Quelque pittoresque que fût un pareil spectacle, il n’attira pourtant pas le moins du monde l’attention d’un jeune homme qui traversait précipitamment le port.

Je le crois : toutes ses sensations se trouvaient absorbées par l’une de ces joies ardentes et sans restriction qui viennent si rarement dans la vie dilater la poitrine d’un homme. Encore faut-il pour cela qu’il soit jeune et qu’il aime.

Loin de songer à remarquer des effets de lumière, le jeune homme ne songeait même pas à regarder devant lui ; néanmoins la précaution aurait été bonne, car deux fois il s’attira des interpellations assez énergiques ; puis enfin, il se trouva dans les bras d’une personne qui, d’un ton phlegmatique, et avec un accent anglais non équivoque, lui demanda :

— Paul, êtes-vous fou ?

— Sydney, mon ami ! vous, en ce moment ! Je vous croyais à Londres : c’est mon bon ange qui vous envoie. Oh ! je suis le plus heureux des hommes !

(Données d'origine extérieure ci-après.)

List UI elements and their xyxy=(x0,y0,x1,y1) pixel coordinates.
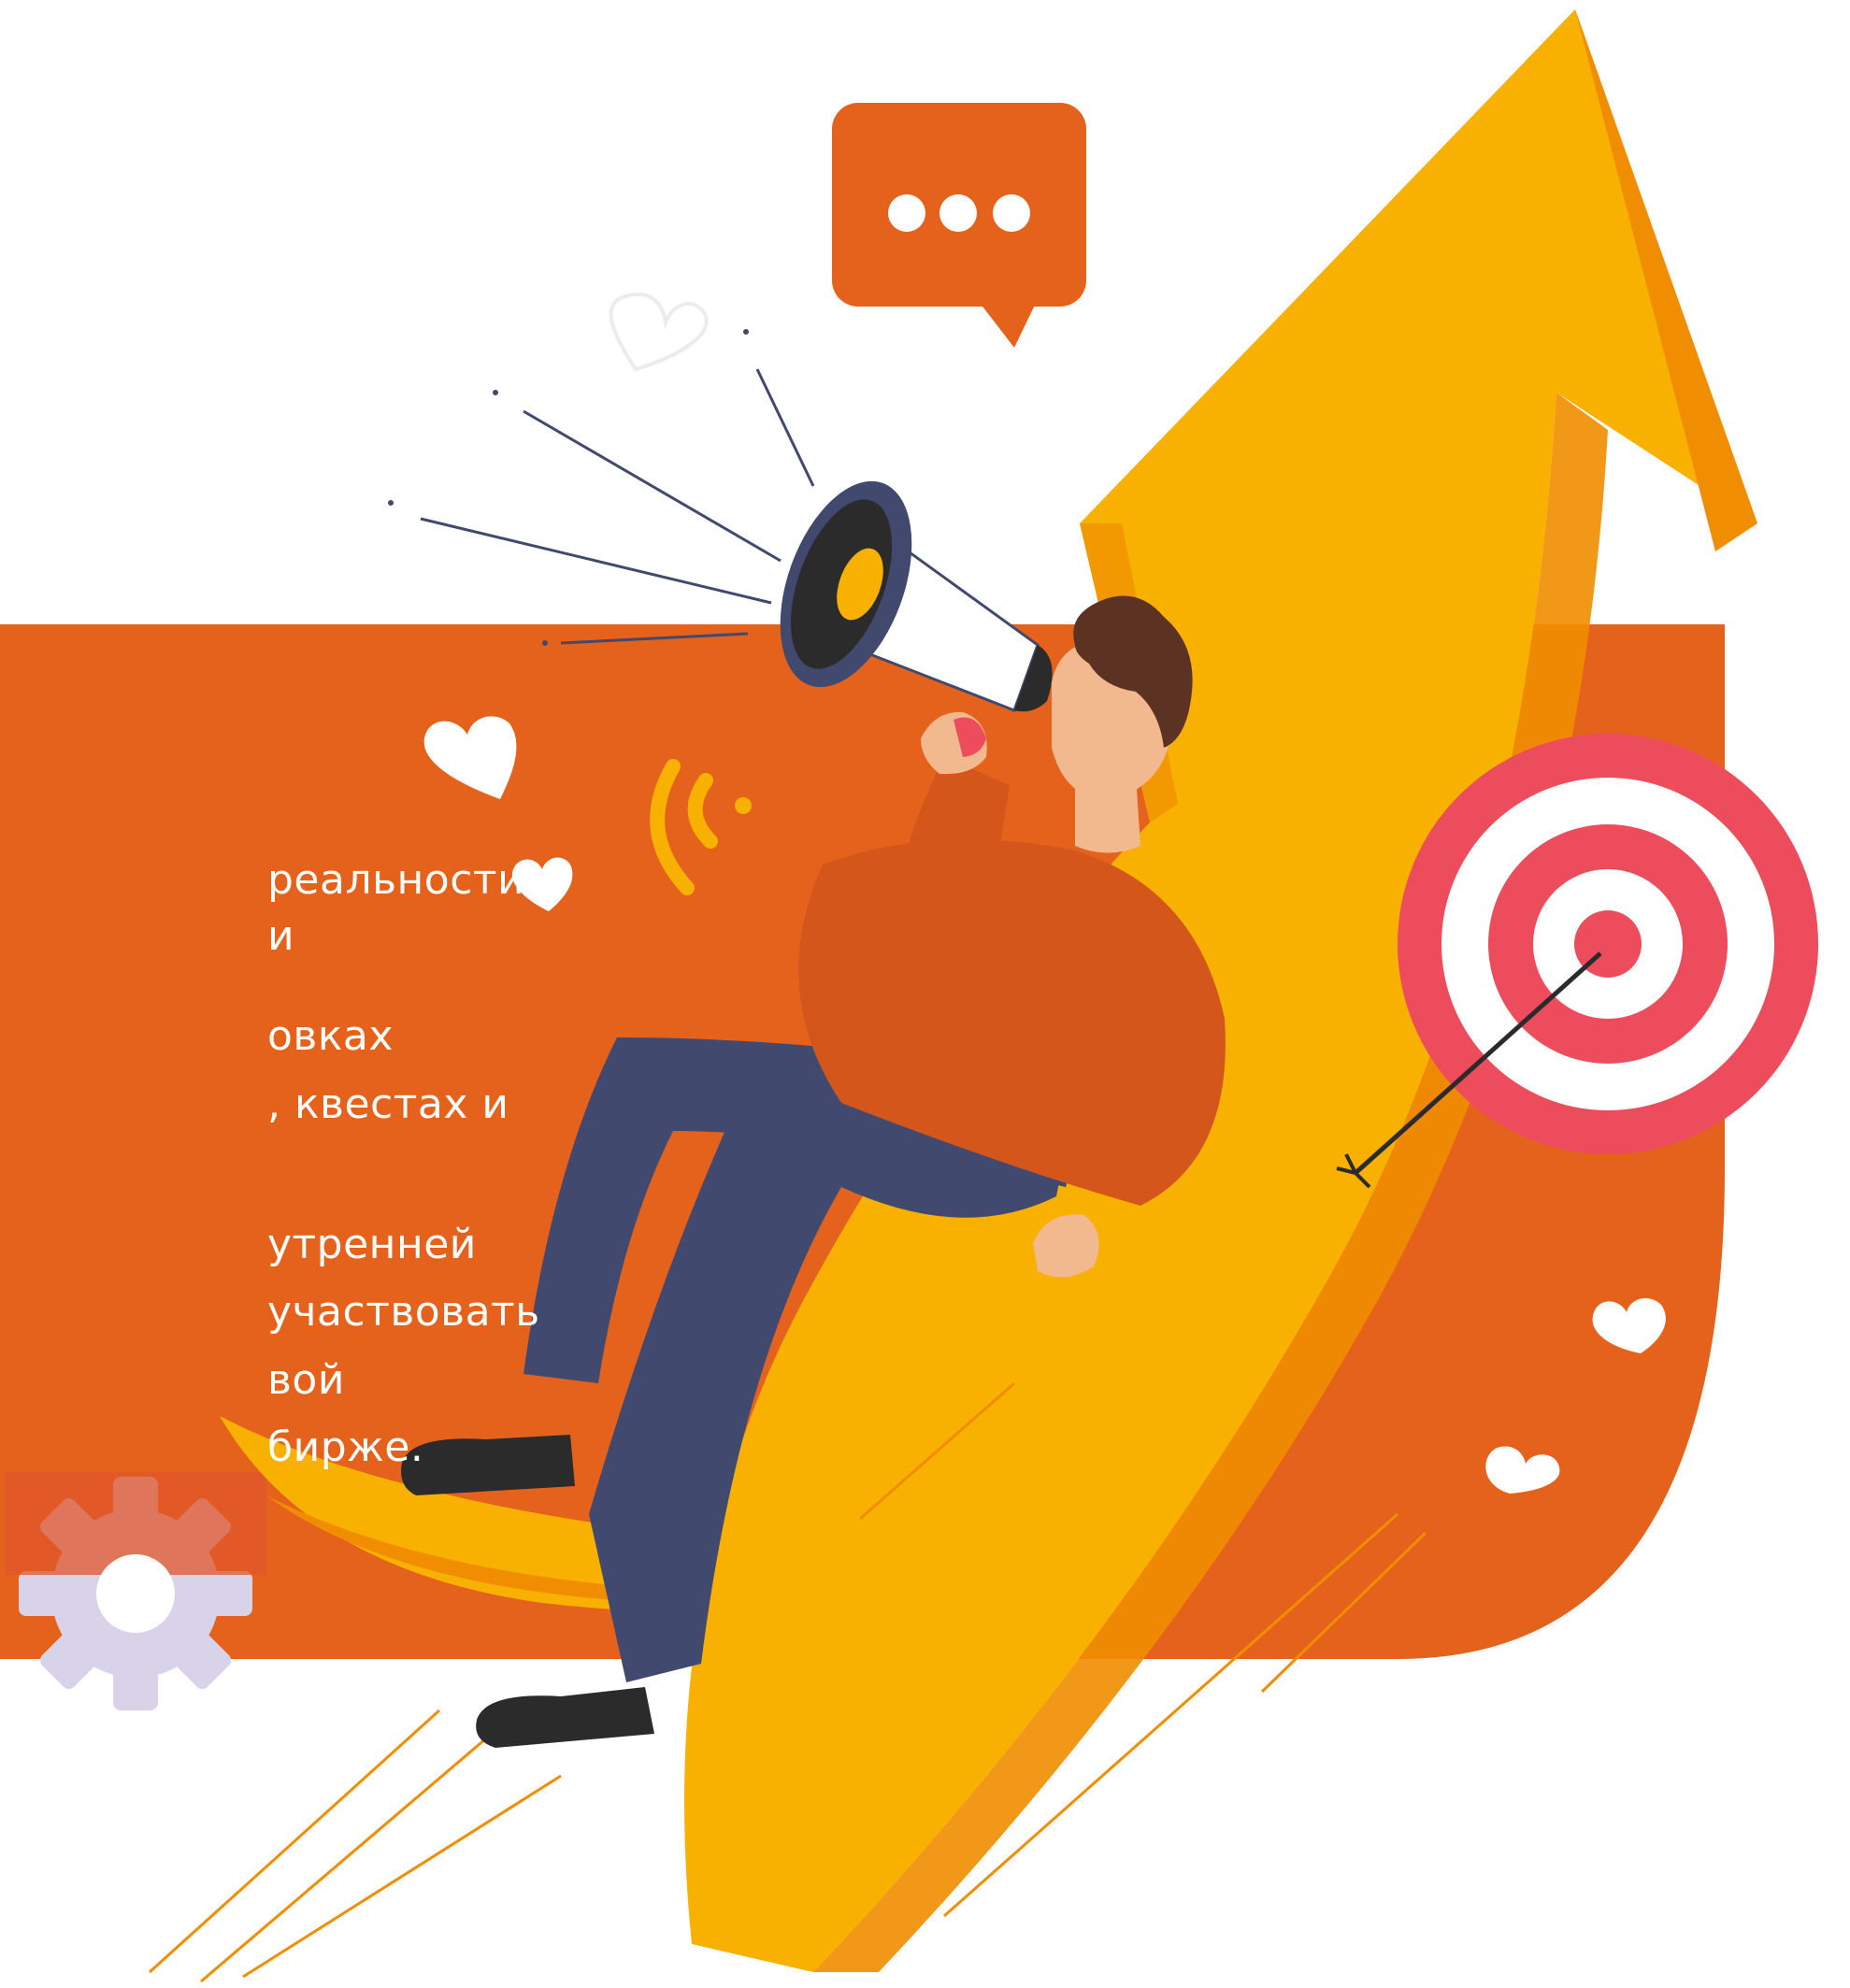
illustration xyxy=(0,9,1818,1983)
gear-icon xyxy=(5,1472,266,1710)
speech-bubble-icon xyxy=(832,103,1086,348)
shout-lines xyxy=(420,368,815,645)
heart-icon xyxy=(609,292,709,372)
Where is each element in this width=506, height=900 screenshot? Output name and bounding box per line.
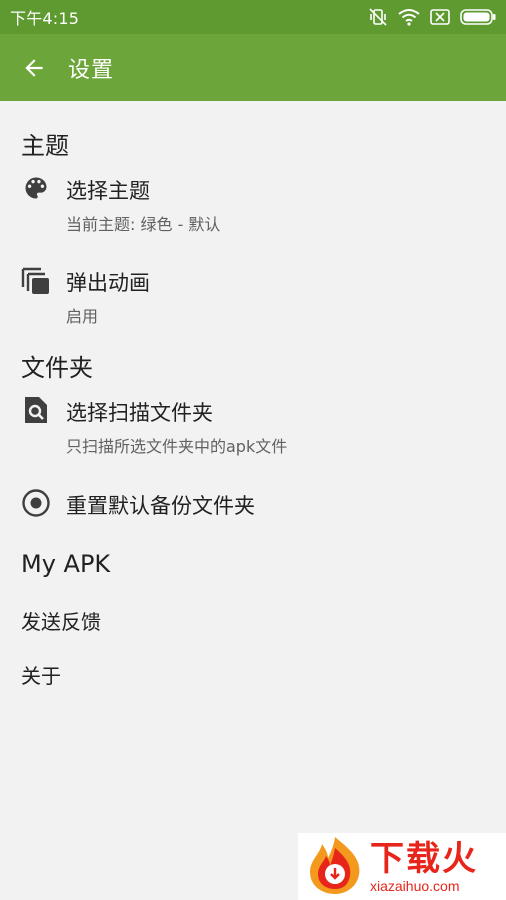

Après ce début, qu’un professeur de rhétorique appellerait un exorde ex abrupto, Paul passa son bras sous celui de l’ami qu’il avait rencontré d’une façon si opportune, se mit à lui raconter la cause de sa joie. Rien ne convient à une narration animée comme une marche précipitée, et Paul entraînait avec tant de rapidité son auditeur, que ce dernier s’écria :

— Dieu me damne ! vous ne savez donc pas que j’ai une balle dans la jambe ?

Cette interjection ralentit, pour quelques instans, la marche de Paul. Néanmoins il reprit insensiblement son allure hâtée, et quand tous deux arrivèrent à l’hôtel où logeait Sydney, le front tout humide de l’insulaire attestait qu’il n’avait pas suivi le Français sans fatigue.